Obituaries for Britain and Britishness remain premature as majorities of the population want  to have two identities, happy to call themselves English, Scottish or Welsh as well as British, our polling from YouGov shows.

It does reflect that significant groups of people across the nations of Britain reject British identity. In Scotland 31% say that they are “Scottish, not British”, while 17% say that they are “English, not British”; and 21% say they are Welsh, not British.

But more than six out of ten in Scotland and Wales want to combine their British and national identities, while the growing interest in English identity is also combined with British identity for most people.

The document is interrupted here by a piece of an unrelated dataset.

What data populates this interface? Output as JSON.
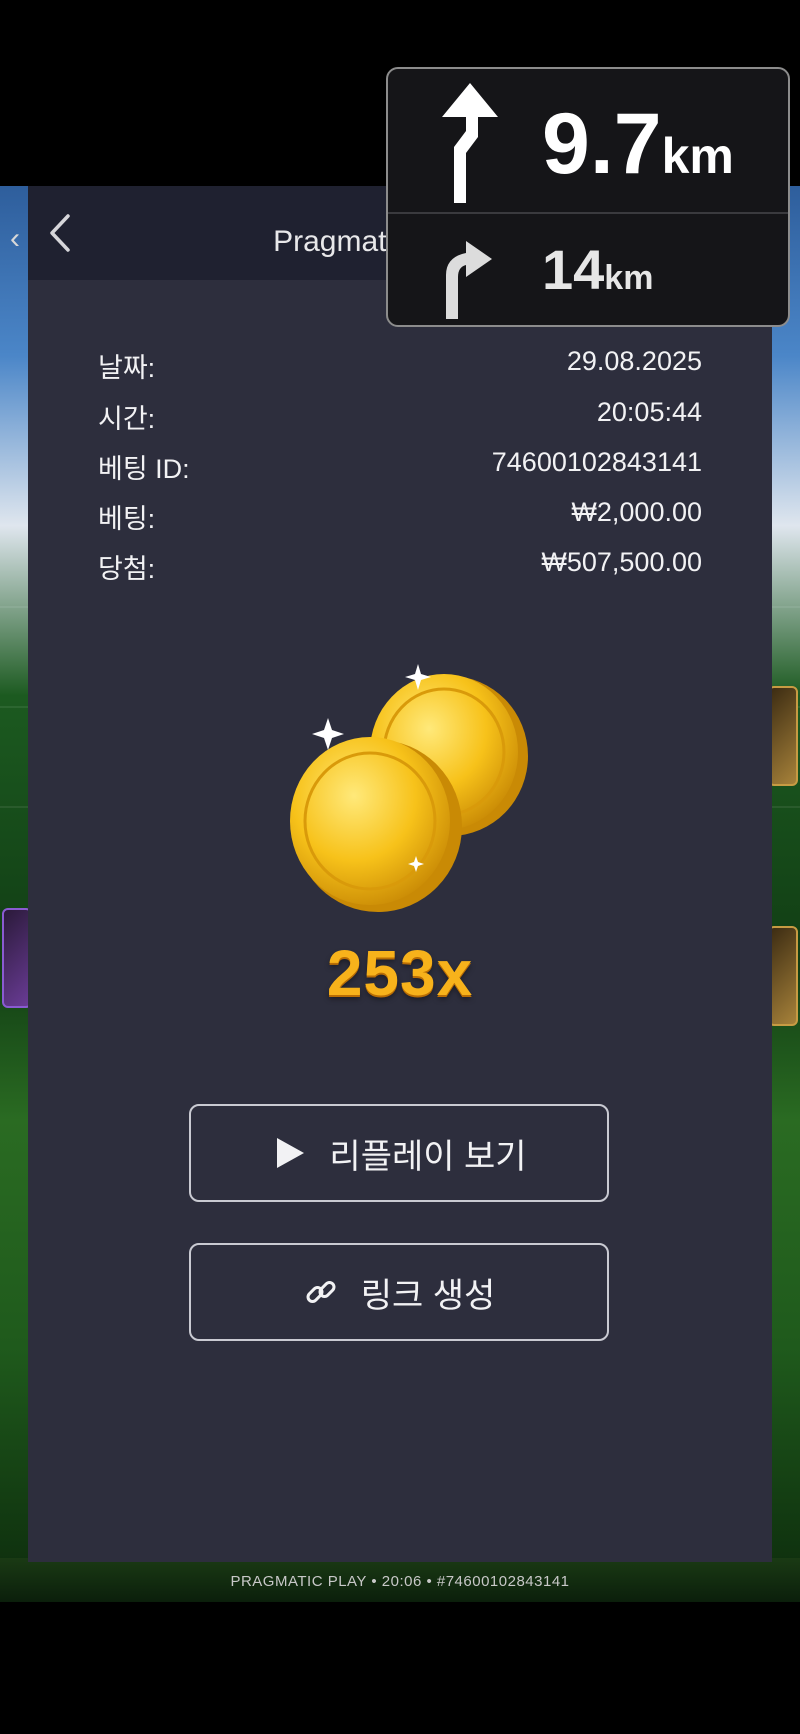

So the poll shows that most people across  the nations of Britain do maintain a sense of British identity which, as a shared civic identity, will be sustained as long as a majority of people across the various British nations want them.

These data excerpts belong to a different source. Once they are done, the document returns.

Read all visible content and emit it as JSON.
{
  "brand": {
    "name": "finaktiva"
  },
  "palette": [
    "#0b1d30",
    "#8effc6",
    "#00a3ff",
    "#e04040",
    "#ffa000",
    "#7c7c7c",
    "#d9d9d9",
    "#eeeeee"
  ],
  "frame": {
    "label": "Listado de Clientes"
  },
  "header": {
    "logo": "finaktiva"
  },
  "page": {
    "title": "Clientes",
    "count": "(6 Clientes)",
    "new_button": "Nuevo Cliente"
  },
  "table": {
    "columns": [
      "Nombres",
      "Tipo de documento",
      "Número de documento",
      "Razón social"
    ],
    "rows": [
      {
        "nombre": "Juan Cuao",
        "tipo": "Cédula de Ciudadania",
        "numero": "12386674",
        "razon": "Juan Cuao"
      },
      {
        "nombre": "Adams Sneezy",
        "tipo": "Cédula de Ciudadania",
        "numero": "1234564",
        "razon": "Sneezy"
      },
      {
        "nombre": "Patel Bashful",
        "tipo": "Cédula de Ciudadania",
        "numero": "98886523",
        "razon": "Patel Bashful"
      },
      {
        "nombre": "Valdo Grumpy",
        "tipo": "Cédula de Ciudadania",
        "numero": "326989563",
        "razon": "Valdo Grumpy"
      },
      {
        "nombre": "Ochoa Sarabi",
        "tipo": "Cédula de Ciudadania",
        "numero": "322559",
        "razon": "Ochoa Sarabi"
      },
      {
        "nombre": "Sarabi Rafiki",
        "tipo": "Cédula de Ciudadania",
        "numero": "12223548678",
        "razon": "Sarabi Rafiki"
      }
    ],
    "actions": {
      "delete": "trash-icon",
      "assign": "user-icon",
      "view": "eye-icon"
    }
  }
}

Reflecting the public’s sense of plural identities across Britain today may depend on  showing that we can fly all of our flags with pride, without believing we have to choose between them.

This helps to explain why Scottish nationalism is now, counterintuitively, developing an increased interest in engaging in Britishness. Alex Salmond is now developing a novel argument for a “social union” arguing that a newly independent Scotland would continue to reflect its British identity and history too, as well as maintaining allegiance to a shared Crown. The identity findings in this poll show the wisdom of this. There is no path to a pro-independence majority without winning support from Scots who feel British; meanwhile Unionists will need to reflect a strong sense of Scottish identity too to maintain the UK.

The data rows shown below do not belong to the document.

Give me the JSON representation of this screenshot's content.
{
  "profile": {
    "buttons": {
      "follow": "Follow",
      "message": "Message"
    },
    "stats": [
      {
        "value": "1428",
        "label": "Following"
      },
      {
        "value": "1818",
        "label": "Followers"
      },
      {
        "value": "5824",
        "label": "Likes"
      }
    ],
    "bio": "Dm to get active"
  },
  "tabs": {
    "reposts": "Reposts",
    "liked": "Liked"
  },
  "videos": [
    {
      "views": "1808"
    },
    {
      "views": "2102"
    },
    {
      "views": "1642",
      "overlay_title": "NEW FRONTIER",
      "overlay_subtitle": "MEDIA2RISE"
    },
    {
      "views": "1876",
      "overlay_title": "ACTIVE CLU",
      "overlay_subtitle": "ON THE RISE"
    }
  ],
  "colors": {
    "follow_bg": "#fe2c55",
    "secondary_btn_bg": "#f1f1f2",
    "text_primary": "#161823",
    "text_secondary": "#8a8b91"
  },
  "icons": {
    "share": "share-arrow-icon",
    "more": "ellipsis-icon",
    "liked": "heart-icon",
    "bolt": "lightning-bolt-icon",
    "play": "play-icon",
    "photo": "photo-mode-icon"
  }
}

Even in Northern Ireland, whose longstanding divisions reflect both the most strident commitment to and the most vehement rejection of British identity in any part of the UK, the identity debate may be becoming more gradually more conciliatory. Deputy first minister Martin McGuinness of Sinn Finn, speaking over the Easter weekend, recast the vision of a united Ireland as one “open to practical ways of giving expression to the unionist sense of Britishness”. In speaking about the need for “new language and new compromises” to reflect “reconciliation between my community and the British state”, McGuinness appeared to pave the way for the conciliatory symbolism of a Sinn Fein handshake with the Queen during the Jubilee celebrations.